E eu vi jornais, estações de TV, estações de rádio a fecharem porque não eram sustentáveis. Por isso, isto é algo pessoal para mim, há 10 anos que estou por dentro desta situação. Conheço os ziguezagues de uma redação, conheço a política de partilhar recursos e percebo as diferenças entre uma boa inovação e uma má inovação.


Creio ser minha responsabilidade assegurar que estou a contribuir para uma indústria muito mais digital e baseada em tecnologia que ofereça um jornalismo de alta qualidade aos quenianos e africanos orientais.


Nos próximos três a cinco anos, o Centro de Inovação irá centrar-se em novas inovações baseadas em tecnologia, ajudando os jornalistas locais a entenderem o valor das tecnologias no seu trabalho.
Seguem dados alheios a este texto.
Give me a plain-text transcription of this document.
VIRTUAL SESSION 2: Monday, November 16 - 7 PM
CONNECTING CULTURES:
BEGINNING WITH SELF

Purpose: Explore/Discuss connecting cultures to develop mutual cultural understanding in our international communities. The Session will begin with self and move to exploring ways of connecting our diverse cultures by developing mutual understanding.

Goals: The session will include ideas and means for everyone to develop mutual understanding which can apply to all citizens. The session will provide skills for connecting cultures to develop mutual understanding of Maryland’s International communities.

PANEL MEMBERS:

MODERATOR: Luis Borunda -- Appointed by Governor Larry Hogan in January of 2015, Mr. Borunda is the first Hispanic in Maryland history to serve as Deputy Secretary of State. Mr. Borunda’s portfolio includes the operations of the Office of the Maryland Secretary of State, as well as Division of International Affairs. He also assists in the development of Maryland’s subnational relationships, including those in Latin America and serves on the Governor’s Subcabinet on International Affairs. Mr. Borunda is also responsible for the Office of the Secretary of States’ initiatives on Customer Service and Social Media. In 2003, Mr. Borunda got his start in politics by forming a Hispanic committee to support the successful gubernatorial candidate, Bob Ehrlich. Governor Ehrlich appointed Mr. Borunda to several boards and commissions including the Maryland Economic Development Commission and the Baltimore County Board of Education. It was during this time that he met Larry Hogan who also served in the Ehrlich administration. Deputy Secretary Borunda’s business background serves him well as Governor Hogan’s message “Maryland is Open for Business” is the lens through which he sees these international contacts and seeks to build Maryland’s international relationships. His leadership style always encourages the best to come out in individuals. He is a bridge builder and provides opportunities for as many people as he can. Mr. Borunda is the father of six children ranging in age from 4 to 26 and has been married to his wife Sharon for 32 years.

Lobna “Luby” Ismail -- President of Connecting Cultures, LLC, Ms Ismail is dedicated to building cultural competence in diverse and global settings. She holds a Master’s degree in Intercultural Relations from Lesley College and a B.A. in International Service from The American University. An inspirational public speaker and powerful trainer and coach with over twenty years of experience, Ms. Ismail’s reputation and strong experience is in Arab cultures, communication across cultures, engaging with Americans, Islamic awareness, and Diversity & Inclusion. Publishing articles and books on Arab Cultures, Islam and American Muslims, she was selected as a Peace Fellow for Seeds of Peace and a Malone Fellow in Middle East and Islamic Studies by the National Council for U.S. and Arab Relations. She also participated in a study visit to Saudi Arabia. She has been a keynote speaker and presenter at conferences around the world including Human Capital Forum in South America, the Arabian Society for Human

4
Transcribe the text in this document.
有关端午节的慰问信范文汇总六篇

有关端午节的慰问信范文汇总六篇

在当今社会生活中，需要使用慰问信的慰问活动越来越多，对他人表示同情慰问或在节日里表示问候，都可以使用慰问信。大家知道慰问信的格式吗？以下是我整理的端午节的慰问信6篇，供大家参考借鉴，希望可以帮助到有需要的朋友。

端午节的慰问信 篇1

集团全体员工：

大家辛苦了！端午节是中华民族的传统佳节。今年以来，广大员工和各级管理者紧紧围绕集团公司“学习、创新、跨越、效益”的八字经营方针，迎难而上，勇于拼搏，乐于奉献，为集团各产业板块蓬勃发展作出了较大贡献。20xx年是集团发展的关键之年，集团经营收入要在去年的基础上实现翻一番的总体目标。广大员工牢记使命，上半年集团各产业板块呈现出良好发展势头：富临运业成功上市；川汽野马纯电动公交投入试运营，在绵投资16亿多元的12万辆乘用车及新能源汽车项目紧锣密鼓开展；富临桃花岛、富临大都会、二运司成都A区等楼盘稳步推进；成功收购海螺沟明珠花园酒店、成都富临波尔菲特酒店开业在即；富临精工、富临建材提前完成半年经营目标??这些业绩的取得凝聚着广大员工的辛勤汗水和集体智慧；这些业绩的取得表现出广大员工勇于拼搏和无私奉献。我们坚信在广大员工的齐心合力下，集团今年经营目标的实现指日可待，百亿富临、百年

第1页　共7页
Da mesma forma que África deu um grande salto no que à ligação à internet diz respeito, também esta é uma oportunidade para as empresas de jornalismo via vídeo avançarem na utilização de tecnologias no modelo de negócio dos media. Queremos ser um centro de excelência em tecnologia para o jornalismo em África, ajudando jornalistas, gestores de media e chefias a compreender como podem aproveitar a tecnologia para melhorar os seus resultados. Porque os órgãos de comunicação social, especialmente no sector privado, são entidades com fins lucrativos e o bom jornalismo não sai barato.


Qual o grau de independência dos media no Quénia?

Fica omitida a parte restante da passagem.